2. The method according to claim 1, wherein the annular light source is provided with a light-diffusing plate to scatter light beams to ensure uniform illumination on a surface of the to-be-detected tea sample; the annular light source is fixed on the camera mounting bracket via the connecting screw rod, and is located directly below the camera lens; and the annular light source is configured to move synchronously with the industrial camera.

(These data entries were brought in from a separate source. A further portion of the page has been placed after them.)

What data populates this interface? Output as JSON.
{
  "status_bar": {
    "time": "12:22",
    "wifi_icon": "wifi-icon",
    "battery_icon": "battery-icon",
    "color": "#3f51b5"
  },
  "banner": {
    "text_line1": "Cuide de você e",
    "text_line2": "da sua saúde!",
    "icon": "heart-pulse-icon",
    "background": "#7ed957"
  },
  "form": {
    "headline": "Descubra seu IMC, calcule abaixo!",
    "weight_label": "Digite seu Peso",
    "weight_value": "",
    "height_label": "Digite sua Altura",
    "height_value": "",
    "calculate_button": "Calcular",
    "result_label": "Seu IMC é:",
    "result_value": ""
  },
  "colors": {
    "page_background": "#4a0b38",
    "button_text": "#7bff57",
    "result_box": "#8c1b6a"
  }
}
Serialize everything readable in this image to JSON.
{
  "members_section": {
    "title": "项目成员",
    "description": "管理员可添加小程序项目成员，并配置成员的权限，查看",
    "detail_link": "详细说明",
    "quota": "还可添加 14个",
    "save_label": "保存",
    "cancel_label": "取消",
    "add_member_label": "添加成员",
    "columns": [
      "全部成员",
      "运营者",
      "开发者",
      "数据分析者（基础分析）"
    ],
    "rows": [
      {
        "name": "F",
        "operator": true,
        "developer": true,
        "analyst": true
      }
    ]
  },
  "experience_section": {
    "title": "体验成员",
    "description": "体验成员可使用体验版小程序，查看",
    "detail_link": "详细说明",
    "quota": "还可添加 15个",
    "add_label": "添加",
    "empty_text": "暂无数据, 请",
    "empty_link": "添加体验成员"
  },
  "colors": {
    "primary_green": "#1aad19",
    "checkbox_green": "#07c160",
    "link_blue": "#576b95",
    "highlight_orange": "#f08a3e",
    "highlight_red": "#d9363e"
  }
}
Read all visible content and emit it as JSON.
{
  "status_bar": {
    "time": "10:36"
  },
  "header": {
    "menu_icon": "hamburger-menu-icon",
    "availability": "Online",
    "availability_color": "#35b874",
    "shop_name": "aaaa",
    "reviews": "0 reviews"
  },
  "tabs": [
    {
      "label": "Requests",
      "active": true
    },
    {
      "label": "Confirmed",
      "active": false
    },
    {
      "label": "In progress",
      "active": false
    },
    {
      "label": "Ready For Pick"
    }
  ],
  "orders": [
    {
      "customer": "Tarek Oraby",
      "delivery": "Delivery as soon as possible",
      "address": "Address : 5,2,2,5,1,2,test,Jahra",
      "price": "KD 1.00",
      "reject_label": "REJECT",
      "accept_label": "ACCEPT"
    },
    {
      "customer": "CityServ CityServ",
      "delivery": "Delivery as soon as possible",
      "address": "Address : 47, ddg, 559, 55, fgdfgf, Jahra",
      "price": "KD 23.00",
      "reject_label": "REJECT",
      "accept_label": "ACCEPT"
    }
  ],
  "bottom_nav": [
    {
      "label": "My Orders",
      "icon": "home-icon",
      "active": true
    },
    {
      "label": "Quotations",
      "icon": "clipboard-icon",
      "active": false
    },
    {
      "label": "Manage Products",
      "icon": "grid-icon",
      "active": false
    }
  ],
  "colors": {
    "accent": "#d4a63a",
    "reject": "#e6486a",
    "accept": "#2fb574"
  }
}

3. The method according to claim 1, wherein the camera position adjustment frame comprises the slider, and the slider is arranged on the sliding rail; a first end of a first lead screw is provided at a first end of the slider, and a first end of a second lead screw is provided at a second end of the slider; a second end of the first lead screw and a second end of the second lead screw are connected to a front fixing bracket, wherein a connecting point between the first lead screw and the front fixing bracket is denoted as A point, and a connecting point between the second lead screw and the front fixing bracket is denoted as B point; a third lead screw and a fourth lead screw are provided on the front fixing bracket from the A point to the B point; the third lead screw is configured to be parallel to the fourth lead screw; the third lead screw and the fourth lead screw are movably connected to the camera mounting bracket; the camera mounting bracket is configured to move from the A point to the B point; the camera mounting bracket is connected to the industrial camera; and a vertical direction of the industrial camera is adjusted by sliding the slider.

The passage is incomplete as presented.